In my prior article, I said ways to use Blue Databricks plus the Apache Spark collect_listing means to perform a-two-table relational data migration to NoSQL, by using the embedding approach to service a single-to-of numerous relationships. We put Apache Ignite because the during the time i did not have suitable local features in the Blue Investigation Warehouse (ADF) to support it conversion. Well, now we have it and is also (of course) titled assemble. This means will need several philosophy and you can aggregate him or her to your a keen array. We could explore collect in order to make arrays or a lot of time strings:
This post will reveal just how to migrate relational studies so you’re able to Azure Cosmos DB only using Blue Research Facility, with no password called for. Use situation is strictly like in my earlier in the day blog post, I am including they right here once more getting brief resource:
One-to-of several relationships with the embedding method
In a number of You to-to-Many conditions, the recommended approach is to try to Implant many side to the one front side, hence reducing the necessity for meets. A common analogy occurs when you will find a king/outline set of dining tables including Order Heading and you will Acquisition Outline.
Right here i’ve that listing into Purchase Header and you may about three associated information on Acquisition Detail. Inside the a beneficial relational business, we’re necessary to signup those two tables (by the SalesOrderID) to obtain an entire picture of conversion process study. When using the embedded method to move these records so you’re able to an enthusiastic Blue Cosmos DB (Key SQL API), the content will such as for instance just one file that have data having your order, and you will numerous points representing data into outline..

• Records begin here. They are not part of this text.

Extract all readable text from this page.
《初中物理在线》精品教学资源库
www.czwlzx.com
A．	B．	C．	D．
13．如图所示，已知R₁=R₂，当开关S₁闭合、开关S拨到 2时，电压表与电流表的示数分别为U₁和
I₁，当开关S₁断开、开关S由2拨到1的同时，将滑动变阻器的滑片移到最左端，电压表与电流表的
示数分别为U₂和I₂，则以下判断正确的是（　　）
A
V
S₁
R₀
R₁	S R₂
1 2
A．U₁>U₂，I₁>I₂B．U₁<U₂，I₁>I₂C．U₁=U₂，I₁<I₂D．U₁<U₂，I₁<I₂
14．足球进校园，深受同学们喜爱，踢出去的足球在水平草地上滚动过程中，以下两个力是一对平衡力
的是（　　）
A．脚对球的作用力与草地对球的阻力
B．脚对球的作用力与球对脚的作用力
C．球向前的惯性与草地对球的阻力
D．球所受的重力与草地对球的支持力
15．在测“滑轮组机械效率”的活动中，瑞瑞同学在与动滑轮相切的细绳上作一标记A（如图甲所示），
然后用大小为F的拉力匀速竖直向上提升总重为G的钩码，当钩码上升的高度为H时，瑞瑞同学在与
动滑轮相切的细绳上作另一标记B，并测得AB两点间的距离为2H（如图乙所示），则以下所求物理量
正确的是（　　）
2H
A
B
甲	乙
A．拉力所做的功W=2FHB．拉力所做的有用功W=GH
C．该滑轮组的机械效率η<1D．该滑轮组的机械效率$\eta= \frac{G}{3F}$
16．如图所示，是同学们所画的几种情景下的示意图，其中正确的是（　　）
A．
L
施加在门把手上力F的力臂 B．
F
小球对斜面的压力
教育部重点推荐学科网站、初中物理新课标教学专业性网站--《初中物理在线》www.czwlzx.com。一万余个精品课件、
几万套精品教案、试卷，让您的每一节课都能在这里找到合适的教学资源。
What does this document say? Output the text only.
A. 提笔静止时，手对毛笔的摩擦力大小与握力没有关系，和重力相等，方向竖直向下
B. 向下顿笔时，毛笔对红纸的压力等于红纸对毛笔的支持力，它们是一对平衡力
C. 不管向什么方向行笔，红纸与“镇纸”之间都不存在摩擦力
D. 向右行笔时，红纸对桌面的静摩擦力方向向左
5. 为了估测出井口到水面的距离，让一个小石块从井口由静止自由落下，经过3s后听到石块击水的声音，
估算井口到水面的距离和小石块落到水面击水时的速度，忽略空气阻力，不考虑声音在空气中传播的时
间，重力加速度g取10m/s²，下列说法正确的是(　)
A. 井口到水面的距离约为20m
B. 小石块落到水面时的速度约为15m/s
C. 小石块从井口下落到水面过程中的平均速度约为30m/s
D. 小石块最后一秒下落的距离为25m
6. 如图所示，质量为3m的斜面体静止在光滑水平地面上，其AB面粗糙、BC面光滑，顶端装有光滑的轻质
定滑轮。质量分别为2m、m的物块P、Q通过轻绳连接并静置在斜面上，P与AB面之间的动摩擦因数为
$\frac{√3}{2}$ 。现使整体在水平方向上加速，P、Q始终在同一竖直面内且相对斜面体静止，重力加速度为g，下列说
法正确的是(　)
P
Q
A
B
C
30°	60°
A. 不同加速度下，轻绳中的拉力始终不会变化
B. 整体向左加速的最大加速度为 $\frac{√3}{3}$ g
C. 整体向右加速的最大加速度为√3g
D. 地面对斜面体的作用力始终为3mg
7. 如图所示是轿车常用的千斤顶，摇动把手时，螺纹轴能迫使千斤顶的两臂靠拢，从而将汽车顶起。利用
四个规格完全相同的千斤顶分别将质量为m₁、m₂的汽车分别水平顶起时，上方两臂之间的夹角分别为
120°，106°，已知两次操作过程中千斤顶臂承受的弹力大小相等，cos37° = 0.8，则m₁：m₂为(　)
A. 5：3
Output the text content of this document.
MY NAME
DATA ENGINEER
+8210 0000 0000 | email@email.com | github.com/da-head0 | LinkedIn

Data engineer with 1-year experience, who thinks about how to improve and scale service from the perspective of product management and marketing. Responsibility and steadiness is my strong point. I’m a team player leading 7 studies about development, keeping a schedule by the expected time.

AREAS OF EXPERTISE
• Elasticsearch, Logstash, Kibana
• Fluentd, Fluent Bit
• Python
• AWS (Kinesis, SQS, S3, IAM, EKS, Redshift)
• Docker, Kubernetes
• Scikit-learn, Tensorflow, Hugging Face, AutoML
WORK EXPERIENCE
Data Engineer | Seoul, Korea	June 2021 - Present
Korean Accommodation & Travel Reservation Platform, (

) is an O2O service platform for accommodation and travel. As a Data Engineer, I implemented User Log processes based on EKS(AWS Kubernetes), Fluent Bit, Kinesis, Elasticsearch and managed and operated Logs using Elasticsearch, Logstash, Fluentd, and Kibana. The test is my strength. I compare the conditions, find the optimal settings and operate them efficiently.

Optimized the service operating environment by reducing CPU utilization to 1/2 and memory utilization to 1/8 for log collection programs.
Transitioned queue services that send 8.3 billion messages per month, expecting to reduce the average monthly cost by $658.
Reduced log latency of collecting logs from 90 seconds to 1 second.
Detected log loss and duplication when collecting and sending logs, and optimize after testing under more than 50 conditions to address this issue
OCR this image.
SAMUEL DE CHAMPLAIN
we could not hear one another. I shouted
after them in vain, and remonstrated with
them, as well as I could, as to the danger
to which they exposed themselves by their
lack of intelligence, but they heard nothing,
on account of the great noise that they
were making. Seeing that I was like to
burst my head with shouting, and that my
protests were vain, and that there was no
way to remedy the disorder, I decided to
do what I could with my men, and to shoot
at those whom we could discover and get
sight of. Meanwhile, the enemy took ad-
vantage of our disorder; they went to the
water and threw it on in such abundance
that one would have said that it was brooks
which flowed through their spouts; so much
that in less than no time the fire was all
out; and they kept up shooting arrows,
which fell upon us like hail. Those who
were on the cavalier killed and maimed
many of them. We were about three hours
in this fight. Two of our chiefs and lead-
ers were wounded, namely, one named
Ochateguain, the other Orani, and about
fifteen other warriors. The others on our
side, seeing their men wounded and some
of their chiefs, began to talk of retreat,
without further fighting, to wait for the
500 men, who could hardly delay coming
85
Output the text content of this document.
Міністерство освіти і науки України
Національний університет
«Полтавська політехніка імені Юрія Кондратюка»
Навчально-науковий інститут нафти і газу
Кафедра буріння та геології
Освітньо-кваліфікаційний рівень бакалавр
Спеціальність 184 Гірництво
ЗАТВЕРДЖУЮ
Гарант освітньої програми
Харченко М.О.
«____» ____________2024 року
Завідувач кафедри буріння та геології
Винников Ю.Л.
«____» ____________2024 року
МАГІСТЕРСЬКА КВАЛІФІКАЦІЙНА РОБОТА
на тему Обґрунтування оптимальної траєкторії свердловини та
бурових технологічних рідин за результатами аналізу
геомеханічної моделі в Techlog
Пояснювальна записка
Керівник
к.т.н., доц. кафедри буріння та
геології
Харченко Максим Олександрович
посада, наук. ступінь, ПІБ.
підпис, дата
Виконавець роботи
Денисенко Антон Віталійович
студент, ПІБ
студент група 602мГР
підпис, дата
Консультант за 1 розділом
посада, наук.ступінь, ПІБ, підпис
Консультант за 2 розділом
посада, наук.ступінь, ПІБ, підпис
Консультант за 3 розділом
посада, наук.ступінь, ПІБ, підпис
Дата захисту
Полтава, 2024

Note that I leftover the newest SalesOrderID function into embedded documents for site. The last implementation have a tendency to eradicate these types of issue because they are not required more.
The clear answer: migrating relational investigation
The answer provides just one Blue Research Factory pipeline with a great single Mapping Studies Flow passion you to checks out the latest relational research, transforms (embed) the data, last but not least lots the information and knowledge so you’re able to migrate relational data into Azure Cosmos DB. The final study flow need to look like this:
The fresh new DecimalToDouble sales is required as the Blue Cosmos DB cannot store Decimals with set accuracy. Which will make the desired Mapping Studies Move:
- Basic we add a few Research Supplies: Transformation Order Heading and you will Transformation Buy Detail. Optionally, we are able to set a great hash partition by the SalesOrderID into the both datasets on Enhance selection.
- After that, we add an Aggregate alter with the Conversion Buy Detail source group from the SalesOrderID. We’re going to add a single Aggregate line named Facts. This can is the articles we need to “embed”. Definitely tie the dwelling toward a pick-up means. The word on Details profession will be:
We have fun with toDouble here to ensure we do not upload decimals in order to Azure Cosmos DB. The data Preview to your the Aggregate action will want to look such as for instance this:
Implementation Notes
Playing with Azure Studies Facility Mapping Research Flows no-code method will make it really easy so you’re able to move relational investigation to Blue Cosmos DB. You need that it same way of create a lot more cutting-edge multi-level hierarchies otherwise carry out arrays off thinking when needed. Read more on how best to play with Assemble with Azure Cosmos DB.
Begin with Blue Cosmos DB
- Manage a separate membership playing with Azure Webpage, Sleeve template otherwise Blue CLI and relate solely to it with your favorite equipment.
- Remain up-to-big date for the current #AzureCosmosDB development and features following you to your Facebook The audience is really excited to see what you will create which have Blue Cosmos DB!
From the Blue Cosmos DB
Azure Cosmos DB are a completely addressed NoSQL databases to own progressive software development, having SLA-backed rate and you will supply, automatic and quick scalability, and you will open origin APIs to possess MongoDB, Cassandra, or other NoSQL motors.